AARP Hearing Center
Tina Fey and Amy Poehler have been comedy giants and close friends for decades, from early improv years in Chicago to Saturday Night Live to their successes in film and television to their memorable turns as awards show hosts. As costars, they’ve been hilarious; as friends, they’re an inspiring model of sticking together and supporting each other through career challenges and raising families.
Fey and Poehler will join AARP CEO Jo Ann Jenkins live on March 24 as part of AARP’s three-day AARP Celebrates You! virtual festival to talk about their lives as friends (find out how to join the free event here).
Meanwhile, here are the 10 top lessons we’ve learned from this hilarious, remarkable pair of friends.
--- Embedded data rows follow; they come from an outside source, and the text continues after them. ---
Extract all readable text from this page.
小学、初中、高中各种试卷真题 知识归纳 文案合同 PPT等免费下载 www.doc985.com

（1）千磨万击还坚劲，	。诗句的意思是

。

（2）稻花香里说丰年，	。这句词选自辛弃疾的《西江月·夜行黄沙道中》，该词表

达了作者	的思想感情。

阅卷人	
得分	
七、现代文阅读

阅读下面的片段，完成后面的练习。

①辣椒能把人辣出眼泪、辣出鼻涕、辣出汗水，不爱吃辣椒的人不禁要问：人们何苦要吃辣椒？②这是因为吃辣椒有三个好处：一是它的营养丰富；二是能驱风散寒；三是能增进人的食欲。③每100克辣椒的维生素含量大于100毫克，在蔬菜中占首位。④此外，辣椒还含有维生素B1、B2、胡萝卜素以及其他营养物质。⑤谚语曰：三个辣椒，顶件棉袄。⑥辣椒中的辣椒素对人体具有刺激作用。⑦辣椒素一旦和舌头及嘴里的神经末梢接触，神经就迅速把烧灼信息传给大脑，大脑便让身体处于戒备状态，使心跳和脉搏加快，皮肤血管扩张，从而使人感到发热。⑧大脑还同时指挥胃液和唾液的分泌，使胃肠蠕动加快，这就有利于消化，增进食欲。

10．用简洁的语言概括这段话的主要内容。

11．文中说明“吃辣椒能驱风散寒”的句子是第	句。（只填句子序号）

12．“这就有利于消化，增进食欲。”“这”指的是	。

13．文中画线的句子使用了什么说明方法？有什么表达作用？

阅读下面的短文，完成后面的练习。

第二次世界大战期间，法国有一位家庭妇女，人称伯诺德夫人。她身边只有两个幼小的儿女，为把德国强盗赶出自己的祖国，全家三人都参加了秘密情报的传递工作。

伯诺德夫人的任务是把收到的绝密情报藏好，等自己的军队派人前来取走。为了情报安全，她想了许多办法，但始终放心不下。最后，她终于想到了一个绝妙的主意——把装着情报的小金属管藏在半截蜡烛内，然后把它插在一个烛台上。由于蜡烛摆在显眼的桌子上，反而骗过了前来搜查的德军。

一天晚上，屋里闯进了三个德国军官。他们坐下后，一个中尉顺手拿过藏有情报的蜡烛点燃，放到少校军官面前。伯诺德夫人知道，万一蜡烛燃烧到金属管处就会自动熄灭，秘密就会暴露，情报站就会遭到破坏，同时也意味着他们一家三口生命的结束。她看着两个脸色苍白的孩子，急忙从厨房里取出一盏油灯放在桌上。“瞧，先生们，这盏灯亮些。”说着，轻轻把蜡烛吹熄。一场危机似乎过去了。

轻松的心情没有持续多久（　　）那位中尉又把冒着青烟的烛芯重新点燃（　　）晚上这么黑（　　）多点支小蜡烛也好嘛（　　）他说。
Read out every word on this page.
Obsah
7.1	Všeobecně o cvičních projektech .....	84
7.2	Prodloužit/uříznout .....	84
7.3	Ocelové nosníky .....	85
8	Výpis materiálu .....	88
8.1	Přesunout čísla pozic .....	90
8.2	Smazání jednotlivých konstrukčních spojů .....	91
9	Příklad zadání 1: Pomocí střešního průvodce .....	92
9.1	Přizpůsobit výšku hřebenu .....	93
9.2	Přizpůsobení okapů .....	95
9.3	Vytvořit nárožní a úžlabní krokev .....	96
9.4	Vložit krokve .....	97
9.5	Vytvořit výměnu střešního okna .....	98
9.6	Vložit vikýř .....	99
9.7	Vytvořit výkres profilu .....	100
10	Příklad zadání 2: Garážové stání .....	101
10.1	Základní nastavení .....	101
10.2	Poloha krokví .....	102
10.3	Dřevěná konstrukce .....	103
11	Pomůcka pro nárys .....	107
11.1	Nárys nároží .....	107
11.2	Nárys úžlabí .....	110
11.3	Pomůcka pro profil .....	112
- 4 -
1. Being willing to work together can lead to great things
Fey and Poehler met nearly 30 years ago, in 1993. At the time, the two were cutting their teeth in Chicago’s improvisational comedy underworld. Then one fateful day, Charna Halpern, a key figure in the world of improv, thought they should meet and introduced them. According to Poehler’s book, Yes Please, Halpern told her that there was another new improviser, named Tina, who “was like me but with brown hair.” The connection was instant, and they began performing together at Chicago’s ImprovOlympic. One of their early sketches was about two policewomen, named Powderkeg and Shortfuse. Soon they would both be accepted at the legendary Second City.
2. Look for ways to reconnect even after years apart
Over the next few years, the women’s paths would diverge and then reconnect as they continued to pay their dues trying to rise through the male-dominated world of sketch comedy. In 1996, Poehler would head to New York with her improv troupe, the Upright Citizens Brigade. A year later, Fey joined her in New York when she was hired by Lorne Michaels as a writer on Saturday Night Live. In their off-hours, the two would find time to perform on stage together. It was the best kind of work: the kind that doesn’t feel like work.